The death of a young Luge athlete from Georgia and a U.S. snowboarder suffering a serious brain injury on the halfpipe during a December practice remind us of the risks inherent in Winter Olympic sports. While Ashburn accident lawyer Doug Landau notes that while winter sport injuries can be permanent, athletes do not normally have legal claims since they are presumed to have “assumed the risk of harm.” The winter triathlete lawyer points out that if an injured sportsman tried to bring a claim for his injuries in Virginia, a judge would instruct a jury that:
- “If you find by the greater weight of the evidence that the injured athlete fully understood the nature and extent of a known danger and if the disabled sportsman voluntarily exposed himself to it, the competitor assumed the risk of injuring himself from that danger. The injured plaintiff CANNOT recover for injuries that resulted from assuming the risk of a known danger.” [from Virginia Model Jury Instruction 6.100]
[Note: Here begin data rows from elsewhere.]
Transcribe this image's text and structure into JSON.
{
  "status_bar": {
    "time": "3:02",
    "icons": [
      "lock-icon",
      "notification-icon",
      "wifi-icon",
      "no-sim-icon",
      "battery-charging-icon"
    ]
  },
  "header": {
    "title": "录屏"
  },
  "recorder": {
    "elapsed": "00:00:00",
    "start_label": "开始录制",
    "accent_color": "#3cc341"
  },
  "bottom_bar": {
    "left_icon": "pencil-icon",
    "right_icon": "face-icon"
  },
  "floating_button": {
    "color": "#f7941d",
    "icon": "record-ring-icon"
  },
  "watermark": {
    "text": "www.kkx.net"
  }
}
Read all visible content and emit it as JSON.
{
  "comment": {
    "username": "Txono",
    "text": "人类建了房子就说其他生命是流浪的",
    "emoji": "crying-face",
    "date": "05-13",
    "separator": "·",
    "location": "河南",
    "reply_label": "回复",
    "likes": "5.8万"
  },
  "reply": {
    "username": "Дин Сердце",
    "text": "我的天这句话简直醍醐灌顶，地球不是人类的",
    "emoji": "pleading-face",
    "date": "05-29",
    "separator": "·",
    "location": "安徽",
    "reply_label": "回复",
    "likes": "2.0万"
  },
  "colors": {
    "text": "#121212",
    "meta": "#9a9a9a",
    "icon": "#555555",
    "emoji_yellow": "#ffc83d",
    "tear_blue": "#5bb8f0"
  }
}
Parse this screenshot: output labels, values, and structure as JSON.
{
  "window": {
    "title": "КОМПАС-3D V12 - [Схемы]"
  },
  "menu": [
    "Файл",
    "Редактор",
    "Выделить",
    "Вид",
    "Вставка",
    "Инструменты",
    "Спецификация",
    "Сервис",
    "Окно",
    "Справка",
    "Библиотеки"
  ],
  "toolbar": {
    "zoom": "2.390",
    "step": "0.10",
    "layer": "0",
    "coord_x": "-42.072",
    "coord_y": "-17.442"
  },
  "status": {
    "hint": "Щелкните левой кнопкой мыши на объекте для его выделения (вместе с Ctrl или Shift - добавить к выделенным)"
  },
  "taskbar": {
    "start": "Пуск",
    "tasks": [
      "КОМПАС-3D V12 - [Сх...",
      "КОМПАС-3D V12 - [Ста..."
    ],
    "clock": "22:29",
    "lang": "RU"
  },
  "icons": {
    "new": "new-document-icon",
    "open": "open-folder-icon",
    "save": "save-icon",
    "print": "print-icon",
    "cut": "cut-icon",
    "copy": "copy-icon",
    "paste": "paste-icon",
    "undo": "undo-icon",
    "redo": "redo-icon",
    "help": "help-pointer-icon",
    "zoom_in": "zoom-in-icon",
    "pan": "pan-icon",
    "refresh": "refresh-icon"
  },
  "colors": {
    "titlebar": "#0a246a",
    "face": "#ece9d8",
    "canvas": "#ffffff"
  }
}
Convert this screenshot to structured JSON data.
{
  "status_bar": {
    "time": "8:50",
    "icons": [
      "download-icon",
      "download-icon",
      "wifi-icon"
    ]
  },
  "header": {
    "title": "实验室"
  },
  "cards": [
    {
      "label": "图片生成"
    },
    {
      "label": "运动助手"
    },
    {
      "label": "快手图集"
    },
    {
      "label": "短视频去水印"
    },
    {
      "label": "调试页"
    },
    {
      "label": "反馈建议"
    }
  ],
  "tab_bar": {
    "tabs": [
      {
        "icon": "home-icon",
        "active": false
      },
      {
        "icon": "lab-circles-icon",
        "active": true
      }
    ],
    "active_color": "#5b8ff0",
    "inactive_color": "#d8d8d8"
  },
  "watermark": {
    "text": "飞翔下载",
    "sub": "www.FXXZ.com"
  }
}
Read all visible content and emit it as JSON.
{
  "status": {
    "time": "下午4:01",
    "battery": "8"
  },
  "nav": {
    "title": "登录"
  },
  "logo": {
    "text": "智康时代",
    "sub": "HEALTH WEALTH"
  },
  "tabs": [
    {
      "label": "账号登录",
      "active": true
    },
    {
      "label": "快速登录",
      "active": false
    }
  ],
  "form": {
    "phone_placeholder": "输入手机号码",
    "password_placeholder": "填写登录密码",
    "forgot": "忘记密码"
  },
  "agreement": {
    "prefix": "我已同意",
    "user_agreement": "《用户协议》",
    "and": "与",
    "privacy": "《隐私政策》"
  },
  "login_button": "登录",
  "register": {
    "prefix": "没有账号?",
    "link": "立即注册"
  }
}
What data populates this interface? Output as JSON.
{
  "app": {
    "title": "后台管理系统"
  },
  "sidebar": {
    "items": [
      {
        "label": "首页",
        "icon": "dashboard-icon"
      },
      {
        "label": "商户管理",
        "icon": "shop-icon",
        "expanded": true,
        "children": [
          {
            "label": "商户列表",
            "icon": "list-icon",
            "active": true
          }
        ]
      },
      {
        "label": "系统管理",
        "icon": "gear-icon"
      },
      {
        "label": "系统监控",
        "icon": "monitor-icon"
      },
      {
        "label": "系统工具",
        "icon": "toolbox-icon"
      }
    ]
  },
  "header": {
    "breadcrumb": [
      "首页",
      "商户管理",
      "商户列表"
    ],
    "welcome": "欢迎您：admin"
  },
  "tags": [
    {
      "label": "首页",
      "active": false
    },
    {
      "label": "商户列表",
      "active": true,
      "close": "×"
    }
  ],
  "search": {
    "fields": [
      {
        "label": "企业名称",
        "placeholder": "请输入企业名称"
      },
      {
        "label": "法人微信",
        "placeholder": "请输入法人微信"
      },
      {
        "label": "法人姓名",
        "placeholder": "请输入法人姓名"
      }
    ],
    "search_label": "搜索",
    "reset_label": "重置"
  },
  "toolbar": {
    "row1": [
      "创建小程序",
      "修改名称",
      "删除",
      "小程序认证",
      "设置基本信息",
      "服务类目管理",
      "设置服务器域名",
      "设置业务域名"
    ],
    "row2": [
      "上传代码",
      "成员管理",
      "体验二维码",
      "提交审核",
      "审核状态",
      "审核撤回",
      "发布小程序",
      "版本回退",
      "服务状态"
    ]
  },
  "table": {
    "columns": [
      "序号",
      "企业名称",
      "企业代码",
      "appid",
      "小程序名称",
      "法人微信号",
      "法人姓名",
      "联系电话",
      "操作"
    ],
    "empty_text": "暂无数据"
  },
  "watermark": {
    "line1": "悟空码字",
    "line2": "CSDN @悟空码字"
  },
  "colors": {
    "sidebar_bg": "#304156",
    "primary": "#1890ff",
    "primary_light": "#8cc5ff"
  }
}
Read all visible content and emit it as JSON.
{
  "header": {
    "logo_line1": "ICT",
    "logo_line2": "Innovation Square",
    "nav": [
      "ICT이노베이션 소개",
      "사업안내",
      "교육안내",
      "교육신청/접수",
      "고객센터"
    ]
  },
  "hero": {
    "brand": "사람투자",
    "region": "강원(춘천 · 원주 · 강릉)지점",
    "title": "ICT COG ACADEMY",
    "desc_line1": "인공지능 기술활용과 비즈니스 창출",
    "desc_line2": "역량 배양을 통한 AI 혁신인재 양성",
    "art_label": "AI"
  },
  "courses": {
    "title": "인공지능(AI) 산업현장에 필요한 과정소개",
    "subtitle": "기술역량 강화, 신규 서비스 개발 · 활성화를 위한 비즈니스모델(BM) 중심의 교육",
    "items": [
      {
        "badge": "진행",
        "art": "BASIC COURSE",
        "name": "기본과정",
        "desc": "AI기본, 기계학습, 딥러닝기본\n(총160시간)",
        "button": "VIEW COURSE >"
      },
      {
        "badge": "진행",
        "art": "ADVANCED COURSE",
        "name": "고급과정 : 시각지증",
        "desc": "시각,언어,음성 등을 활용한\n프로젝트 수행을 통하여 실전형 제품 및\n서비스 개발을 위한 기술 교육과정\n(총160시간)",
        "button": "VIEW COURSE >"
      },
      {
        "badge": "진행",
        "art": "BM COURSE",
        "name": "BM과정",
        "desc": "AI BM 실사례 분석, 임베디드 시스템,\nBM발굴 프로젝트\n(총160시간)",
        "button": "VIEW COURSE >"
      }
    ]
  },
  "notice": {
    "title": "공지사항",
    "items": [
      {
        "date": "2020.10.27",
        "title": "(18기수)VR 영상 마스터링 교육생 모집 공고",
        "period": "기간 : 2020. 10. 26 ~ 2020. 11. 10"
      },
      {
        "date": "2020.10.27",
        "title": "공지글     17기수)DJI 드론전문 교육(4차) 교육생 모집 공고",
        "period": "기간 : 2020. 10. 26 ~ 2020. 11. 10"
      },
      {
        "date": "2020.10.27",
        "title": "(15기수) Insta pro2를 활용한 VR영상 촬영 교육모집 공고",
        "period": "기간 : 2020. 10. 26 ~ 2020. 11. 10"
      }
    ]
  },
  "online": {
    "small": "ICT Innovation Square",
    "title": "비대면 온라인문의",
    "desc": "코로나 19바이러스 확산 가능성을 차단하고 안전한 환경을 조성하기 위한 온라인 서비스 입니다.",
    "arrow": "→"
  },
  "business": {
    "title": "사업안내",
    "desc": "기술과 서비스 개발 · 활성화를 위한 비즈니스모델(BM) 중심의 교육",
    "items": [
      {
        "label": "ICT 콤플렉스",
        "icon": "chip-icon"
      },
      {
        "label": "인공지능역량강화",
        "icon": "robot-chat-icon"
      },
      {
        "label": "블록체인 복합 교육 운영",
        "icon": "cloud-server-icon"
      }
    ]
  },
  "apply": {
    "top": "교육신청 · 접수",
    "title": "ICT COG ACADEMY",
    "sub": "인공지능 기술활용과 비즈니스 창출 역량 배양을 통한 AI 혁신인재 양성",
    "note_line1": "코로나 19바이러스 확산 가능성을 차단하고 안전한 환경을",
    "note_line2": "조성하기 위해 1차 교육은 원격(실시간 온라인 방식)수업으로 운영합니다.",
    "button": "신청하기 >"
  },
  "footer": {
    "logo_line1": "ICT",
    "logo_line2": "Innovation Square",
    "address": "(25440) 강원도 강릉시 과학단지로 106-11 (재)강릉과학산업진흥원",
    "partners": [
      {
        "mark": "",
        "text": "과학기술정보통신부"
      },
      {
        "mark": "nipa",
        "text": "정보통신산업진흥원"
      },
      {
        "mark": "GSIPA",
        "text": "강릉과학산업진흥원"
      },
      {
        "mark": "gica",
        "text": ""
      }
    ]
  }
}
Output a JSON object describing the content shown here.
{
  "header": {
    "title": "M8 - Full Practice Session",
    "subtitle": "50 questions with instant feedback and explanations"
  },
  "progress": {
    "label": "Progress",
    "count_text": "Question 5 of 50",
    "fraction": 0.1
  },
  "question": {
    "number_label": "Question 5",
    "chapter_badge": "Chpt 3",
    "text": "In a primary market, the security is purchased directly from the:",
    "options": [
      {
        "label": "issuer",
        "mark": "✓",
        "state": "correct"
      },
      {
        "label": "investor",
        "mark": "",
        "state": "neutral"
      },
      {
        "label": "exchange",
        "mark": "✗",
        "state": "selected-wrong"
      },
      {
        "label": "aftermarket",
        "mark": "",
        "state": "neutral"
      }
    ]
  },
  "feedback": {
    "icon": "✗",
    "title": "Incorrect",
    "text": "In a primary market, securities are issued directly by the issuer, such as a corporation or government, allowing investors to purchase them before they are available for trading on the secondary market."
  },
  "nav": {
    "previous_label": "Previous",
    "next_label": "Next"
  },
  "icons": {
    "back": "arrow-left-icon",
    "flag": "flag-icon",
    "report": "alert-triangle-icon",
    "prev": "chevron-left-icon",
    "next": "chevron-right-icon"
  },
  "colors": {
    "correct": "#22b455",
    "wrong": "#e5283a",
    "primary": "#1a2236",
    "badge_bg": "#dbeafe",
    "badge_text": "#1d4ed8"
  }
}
This rule applies in Virginia and some other states no matter how serious or disabling the injuries. Even if the sled or skiing crash or snowboarding fall results in death, this very strict common law rule applies in this jurisdiction. According to a report in today’s USA Today there have been other serious winter sport injuries, including short-track speed skater J.R. Celski gashing his leg in a crash at the U.S. Olympic trials and several Alpine skiers injuring themselves on icy slopes. Sports writer Vicki Michaelis notes that, “this season has brought a series of reminders of the perilous nature of many ratings-grabbing winter events.” Lawyer Landau hopes that the remainder of the Winter Olympic Games are safe, injury-free and wonderful to watch.